If I recall correctly, the CNCRouterParts mount is set by loosening the bolts and just tilting for the Y axis, and shimming behind it for X. (shim at the top of the mount to tilt back, and at the bottom to tilt forward, obviously. If you don't have an indicator, they're not terribly expensive, and they're a really great thing to have around. I got the cheapest set from LittleMachineShop Dial Indicator, Magnetic Base & Point Set - LittleMachineShop.com (http://www.littlemachineshop.com/products/product_view.php?ProductID=1782) and it's fine for this application.

Luke

Gallchobhair
05-18-2014, 01:14 PM
This is the bit (http://www.amazon.com/Roman-Carbide-DC1261-2-Inch-Cleaning/dp/B005W18EIW/ref=sr_1_3?ie=UTF8&qid=1400432313&sr=8-3&keywords=DC1261) I am using. I may need to try a smaller cross over.

Trotline I am going to check out the alignment. I have a dial indicator. I guess I am confused on how I am getting perfect squares. I am going to try step over first as nlancaster suggests.

Gallchobhair
05-18-2014, 01:35 PM
Look at me assuming - presuming and and not checking. It is the router bit. It is not flat. I thought that as a bottom cleaning bit it would be flat. It is not I just check with a straight edge.it is shaped like and upside down v very shallow but it is cupped.

nlancaster you say the Grizzly one is flat. I will get that one. I only need to flatten small pieces no larger then maybe 18x18.

Don

victorofga
05-18-2014, 01:39 PM
some marks will remain even most careful indicating..


for the bit... just use whatever on hand.. takes more time, but don't have to buy at this moment.. if a part smaller than 2x2 inch, then you use anyway jig or other aux stuff.. like a vise.. and those will lay flat..

ger21
05-18-2014, 02:08 PM
I thought that as a bottom cleaning bit it would be flat. It is not I just check with a straight edge.it is shaped like and upside down v very shallow but it is cupped.

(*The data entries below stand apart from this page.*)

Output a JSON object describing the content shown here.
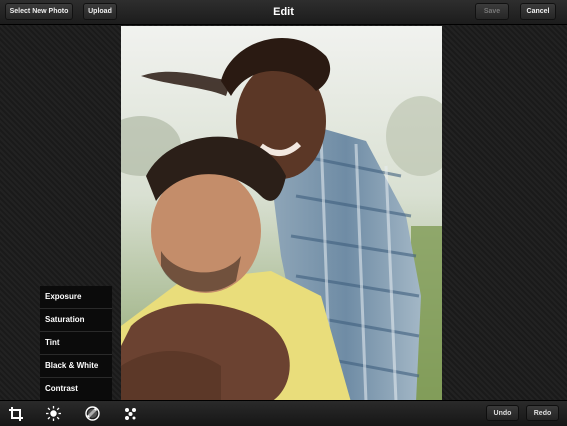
{
  "header": {
    "title": "Edit",
    "select_photo_label": "Select New Photo",
    "upload_label": "Upload",
    "save_label": "Save",
    "cancel_label": "Cancel"
  },
  "adjust_menu": {
    "items": [
      "Exposure",
      "Saturation",
      "Tint",
      "Black & White",
      "Contrast"
    ]
  },
  "toolbar": {
    "icons": [
      "crop-icon",
      "brightness-icon",
      "filter-icon",
      "effects-icon"
    ],
    "undo_label": "Undo",
    "redo_label": "Redo"
  },
  "colors": {
    "bar": "#222222",
    "menu_bg": "#0b0b0b",
    "text": "#ffffff"
  }
}
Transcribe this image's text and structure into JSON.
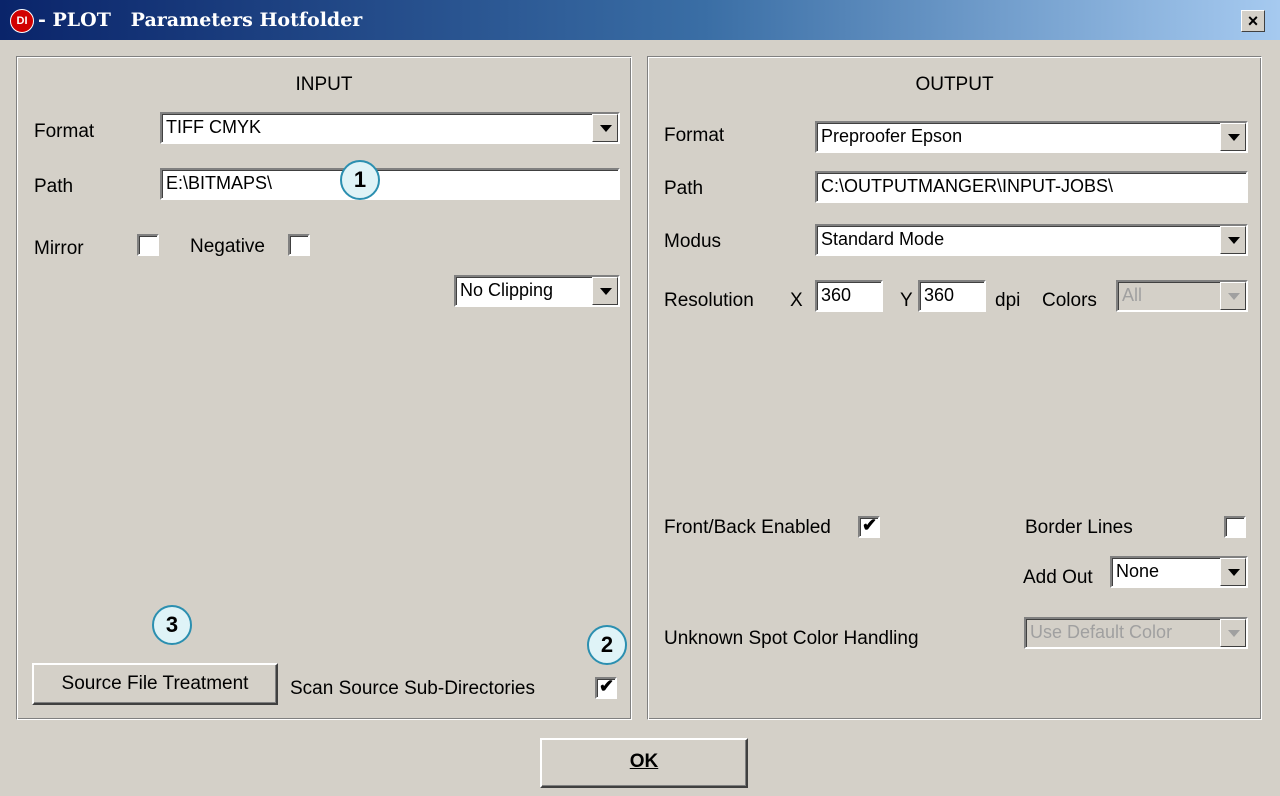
{
  "window": {
    "title": "- PLOT   Parameters Hotfolder",
    "app_icon": "DI",
    "close_glyph": "×"
  },
  "input": {
    "heading": "INPUT",
    "format_label": "Format",
    "format_value": "TIFF CMYK",
    "path_label": "Path",
    "path_value": "E:\\BITMAPS\\",
    "mirror_label": "Mirror",
    "mirror_checked": false,
    "negative_label": "Negative",
    "negative_checked": false,
    "clipping_value": "No Clipping",
    "source_button": "Source File Treatment",
    "scan_label": "Scan Source Sub-Directories",
    "scan_checked": true
  },
  "output": {
    "heading": "OUTPUT",
    "format_label": "Format",
    "format_value": "Preproofer Epson",
    "path_label": "Path",
    "path_value": "C:\\OUTPUTMANGER\\INPUT-JOBS\\",
    "modus_label": "Modus",
    "modus_value": "Standard Mode",
    "resolution_label": "Resolution",
    "x_label": "X",
    "x_value": "360",
    "y_label": "Y",
    "y_value": "360",
    "dpi_label": "dpi",
    "colors_label": "Colors",
    "colors_value": "All",
    "frontback_label": "Front/Back Enabled",
    "frontback_checked": true,
    "border_label": "Border Lines",
    "border_checked": false,
    "addout_label": "Add Out",
    "addout_value": "None",
    "spot_label": "Unknown Spot Color Handling",
    "spot_value": "Use Default Color"
  },
  "markers": [
    "1",
    "2",
    "3"
  ],
  "ok_button": "OK"
}
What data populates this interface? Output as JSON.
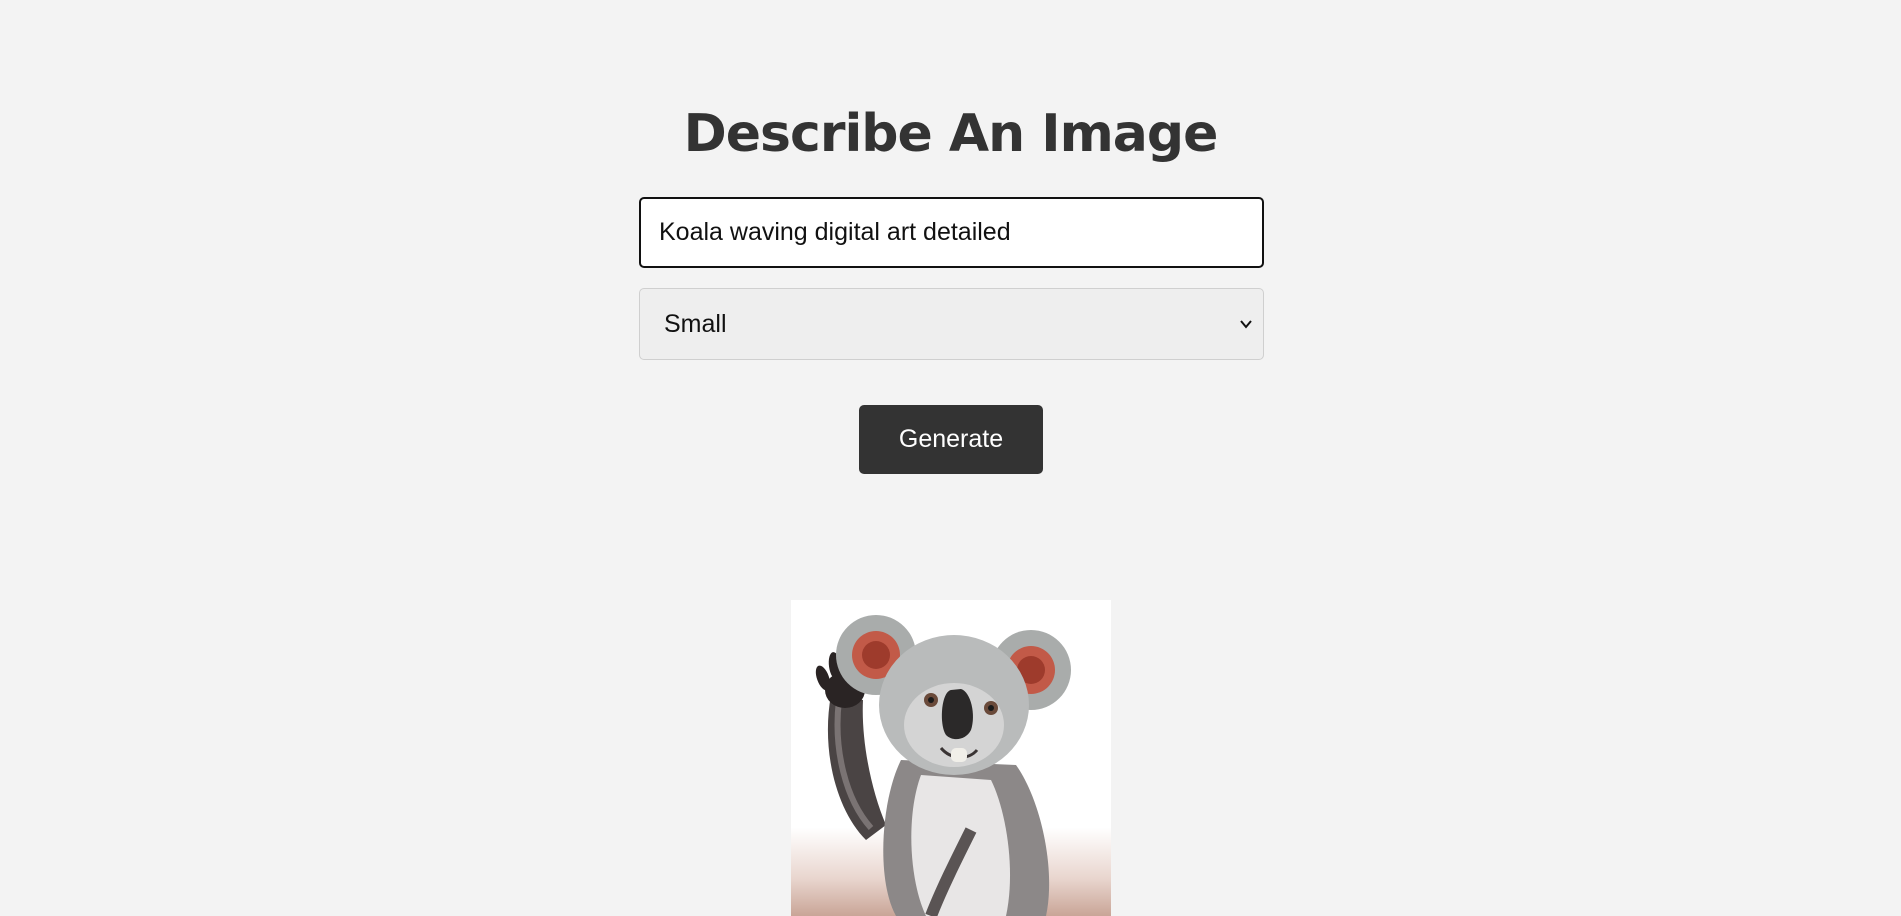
{
  "page": {
    "title": "Describe An Image"
  },
  "form": {
    "prompt_value": "Koala waving digital art detailed",
    "size_selected": "Small",
    "generate_label": "Generate"
  },
  "result": {
    "image_subject": "koala-waving-illustration"
  },
  "colors": {
    "background": "#f3f3f3",
    "title": "#333333",
    "button": "#333333",
    "button_text": "#ffffff"
  }
}
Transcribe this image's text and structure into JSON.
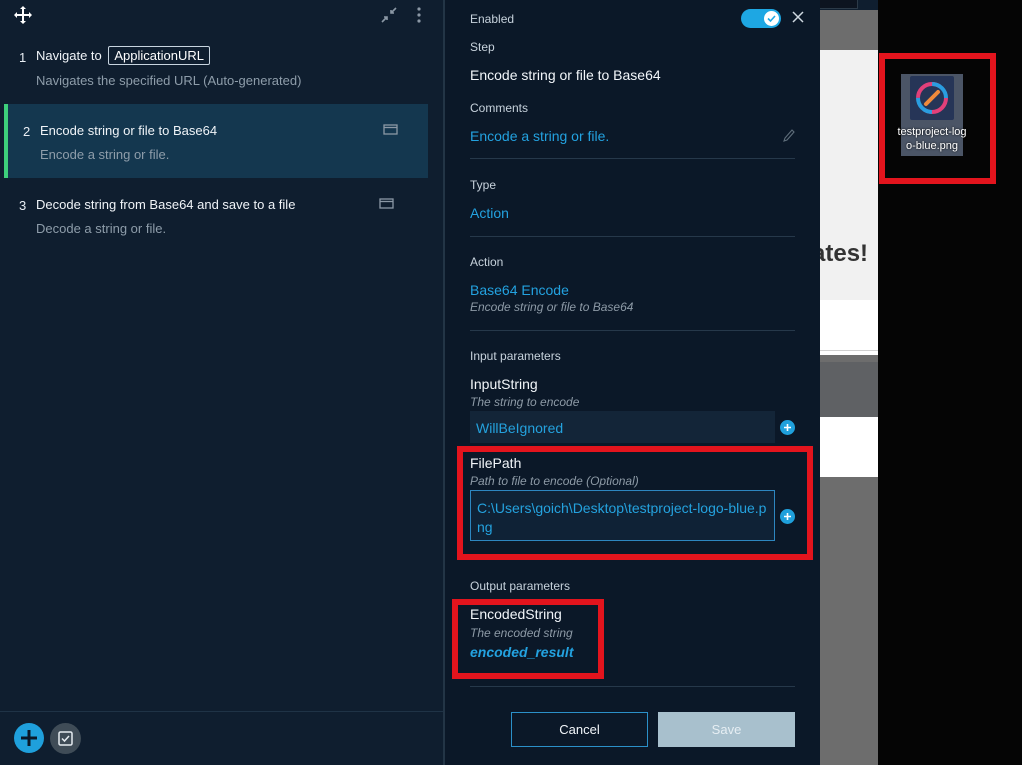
{
  "steps": [
    {
      "num": "1",
      "title_prefix": "Navigate to",
      "param": "ApplicationURL",
      "subtitle": "Navigates the specified URL (Auto-generated)"
    },
    {
      "num": "2",
      "title": "Encode string or file to Base64",
      "subtitle": "Encode a string or file."
    },
    {
      "num": "3",
      "title": "Decode string from Base64 and save to a file",
      "subtitle": "Decode a string or file."
    }
  ],
  "editor": {
    "enabled_label": "Enabled",
    "step_label": "Step",
    "step_value": "Encode string or file to Base64",
    "comments_label": "Comments",
    "comments_value": "Encode a string or file.",
    "type_label": "Type",
    "type_value": "Action",
    "action_label": "Action",
    "action_value": "Base64 Encode",
    "action_hint": "Encode string or file to Base64",
    "input_params_label": "Input parameters",
    "inputs": [
      {
        "name": "InputString",
        "hint": "The string to encode",
        "value": "WillBeIgnored"
      },
      {
        "name": "FilePath",
        "hint": "Path to file to encode (Optional)",
        "value": "C:\\Users\\goich\\Desktop\\testproject-logo-blue.png"
      }
    ],
    "output_params_label": "Output parameters",
    "output": {
      "name": "EncodedString",
      "hint": "The encoded string",
      "value": "encoded_result"
    },
    "cancel_label": "Cancel",
    "save_label": "Save"
  },
  "background": {
    "page_heading_fragment": "ates!"
  },
  "desktop": {
    "file_icon_label": "testproject-logo-blue.png"
  },
  "colors": {
    "accent": "#1fa0dc",
    "selected_step_bar": "#3ed07c",
    "annotation_red": "#e3141d"
  },
  "icons": [
    "move-icon",
    "collapse-icon",
    "kebab-icon",
    "step-card-icon",
    "add-icon",
    "check-icon",
    "close-icon",
    "pencil-icon",
    "plus-icon"
  ]
}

It' s like that so the center doesn't rub and burn the material. It will cut flat. If there are ridges or steps between passes, then your spindle isn't perpendicular to the table.

nlancaster
05-18-2014, 03:34 PM
Right, the bit is spinning very fast. As Gerry said it is normal for there to be some relief in the center of a flat cutting bit.

Gallchobhair
05-18-2014, 05:02 PM
OK then it is back to what Trotline has stated. Check my Z for parallel. Thank you everyone.